Erwann espérait que sa remarque dériderait un peu sa partenaire mais il n’en est rien. Elle le foudroie du regard, toujours très mécontente. Elle qui d’ordinaire est toujours prompt à le ménager, ne cache plus sa déception :
— T’as grave déconné, sérieux.
Erwann soupire mais ne répond rien. Il sait qu’il a dépassé les bornes et s’en veut déjà de son comportement inacceptable et de ses paroles en partie injustes, balancées sournoisement à l’encontre de son meilleur ami, mais la découverte de ce soir lui reste encore en travers de la gorge. Debout, en caleçon, adossé au mur, son regard est sombre et dur, et son visage froid reflète la part la plus noire de son âme en détresse.
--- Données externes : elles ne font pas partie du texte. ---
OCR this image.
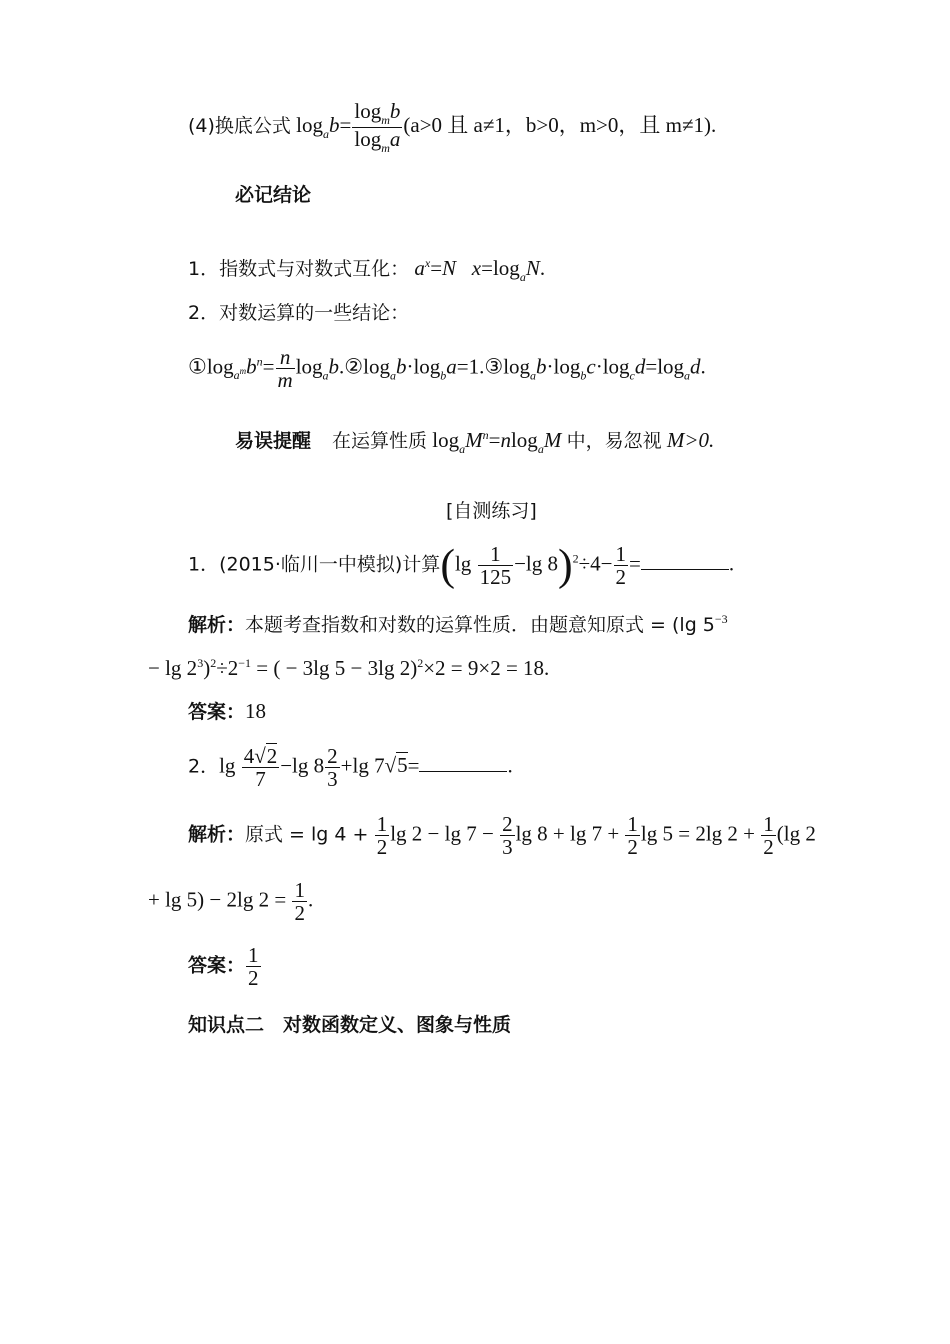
(4)换底公式 $\log_ab= \frac{\log_mb}{\log_ma} (a>0$ 且 a≠1，b>0，m>0，且 m≠1).
必记结论
1．指数式与对数式互化： $a^x=N$ $x=\log_aN$.
2．对数运算的一些结论：
$①\log_{a^m}b^n= \frac{n}{m}$ $\log_ab.②\log_ab\cdot\log_ba=1.③\log_ab\cdot\log_bc\cdot\log_cd=\log_ad$.
易误提醒 在运算性质 $\log_aM^n=nlog_aM$ 中，易忽视 M>0.
[自测练习]
1．(2015·临川一中模拟)计算($\lg \frac{1}{125} -\lg$ $8)^2\div 4- \frac{1}{2}$ =	.
解析：本题考查指数和对数的运算性质．由题意知原式 = (lg $5^{-3}$
− $\lg 2^3)^2\div 2^{-1}$ = ( − 3lg 5 − 3lg 2)$^2$×2 = 9×2 = 18.
答案：18
2．$\lg \frac{4√2}{7} -\lg$ $8 \frac{2}{3} +\lg$ 7√5=	.
解析：原式 = $\lg 4 + \frac{1}{2}$ $\lg 2 - \lg 7 - \frac{2}{3}$ $\lg 8 + \lg 7 + \frac{1}{2}$ lg 5 = 2lg $2 + \frac{1}{2} (\lg$ 2
+ lg 5) − 2lg $2 = \frac{1}{2}$ .
答案： $\frac{1}{2}$
知识点二　对数函数定义、图象与性质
Gwendoline se laisse aller contre le chambranle de la porte, épuisée et alourdit par une profonde lassitude. Impuissante à l’aider, à le soulager, et même à le comprendre. Et toujours coupable. Elle aurait dû suivre l’avis de Richard et le laisser s’échapper de la villa tant qu’il était encore temps. Elle a préféré favoriser le bien-être d’Erwann à celui d’Anthony et de son amant, et vu le résultat, elle s’est clairement trompée. Elle regrette de ne pas l’avoir écouté. Tout le monde commet des erreurs, elle la première, se rappelle-t-elle aussitôt intérieurement.
Erwann se frotte le visage, désabusé. La distance qui les sépare lui semble énorme. Qu’attend-elle de lui désormais ?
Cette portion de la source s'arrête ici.